BANDE DESSINEE – En 1980, l’attaquant anglais Kevin Keegan apparait dans les pages de la bande dessinée « Coup dur« , troisième tome des aventures d’Eric Castel.
Dans les deux premiers tomes de la série Eric Castel, le FC Barcelone n’était opposé qu’à des joueurs nés de l’imagination de Raymond Reding et François Hugues. Mais dans le troisième tome, « Coup dur » sorti en 1980, les lecteurs ont la surprise de voir une silhouette fort connue, celle de Kevin Keegan.
Un Anglais à Hambourg
Kevin Keegan est une figure du football de la fin des années 1970. Sacré deux fois Ballon d’Or, l’attaquant anglais s’est distingué avec le Liverpool FC champion d’Europe 1977. Quelques semaines après ce triomphe, Mighty Mouse (un surnom qu’on lui donne pour sa très relative petite taille) rejoindra les rangs du Hambourg SV.
Ainsi lorsque le FC Barcelone d’Eric Castel est amené à affronter le Hambourg SV en CEVA, les deux auteurs ne résistent pas à l’idée de dessiner la silhouette chevelue du meilleur attaquant anglais du moment, alors en exil dans le nord de l’Allemagne Fédérale.
Ce Kevin Keegan de bande dessinée attire toutes les attentions. On assiste à ses entraînements où il fait preuve d’une technique époustouflante. Sur le terrain, à l’occasion du match, il se distingue très vite en déclenchant l’action du premier but au nez et à la barbe du héros de la série.

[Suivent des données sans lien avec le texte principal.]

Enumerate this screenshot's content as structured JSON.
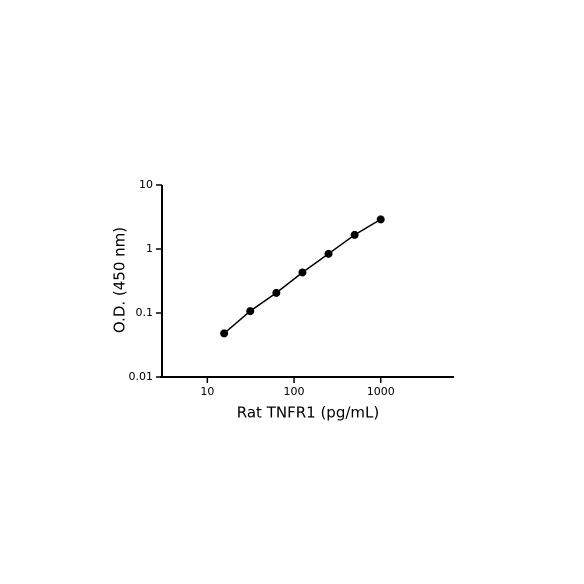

Plus tard, juste avant la mi-temps, l’attaquant anglais fera preuve d’une certaine fourberie. Sur une action défensive, il administre un léger coup de coude à Stefan Stankovic, un coéquipier de Castel dont le sang bout très vite. Le Yougoslave se défend en frappant la star anglaise qui s’écroule au sol.
C’est alors que l’exemplaire Eric Castel croit bon d’intervenir. Il écarte son coéquipier d’autorité et tend la main à Kevin Keegan pour l’aider à se relever. Et là manque de chance, l’arbitre adresse un carton rouge… à Castel ! Il y a manifestement une erreur, mais l’homme en noir ne veut rien savoir. Eric Castel expulsé, qui l’eut cru ?
Un héros trop parfait
Dès la couverture, on avait bien senti que cette troisième aventure ne tournerait pas rond. On voit un Eric Castel en survêtement marcher dans une flaque d’eau. Il affiche un visage de colère sous un ciel fort orageux, assailli par les photographes et interpellé au loin par un Pablito au visage inquiet.

Ce tome 3 a ceci de particulier que l’on découvre un héros un peu moins lisse que sur les deux précédents tomes. L’injustice de l’expulsion dévoile un Castel méconnu. Il se met en colère contre ses coéquipiers et quitte le vestiaires en claquant la porte. On le voit ensuite errer dans les rues de la ville allemande puis trouver refuge dans un bar où il s’enfile bière sur bière en regardant le match diffusé en différé. Il rentrera à l’hôtel soutenu par ses compagnons de beuverie.
Les auteurs semblent avoir pris un malin plaisir à écorner quelque peu la réputation de leur héros trop parfait. Au point d’avoir oublié Kevin Keegan. Après la scène de l’expulsion, on verra bien l’Anglais inscrire un but en seconde période et puis plus rien.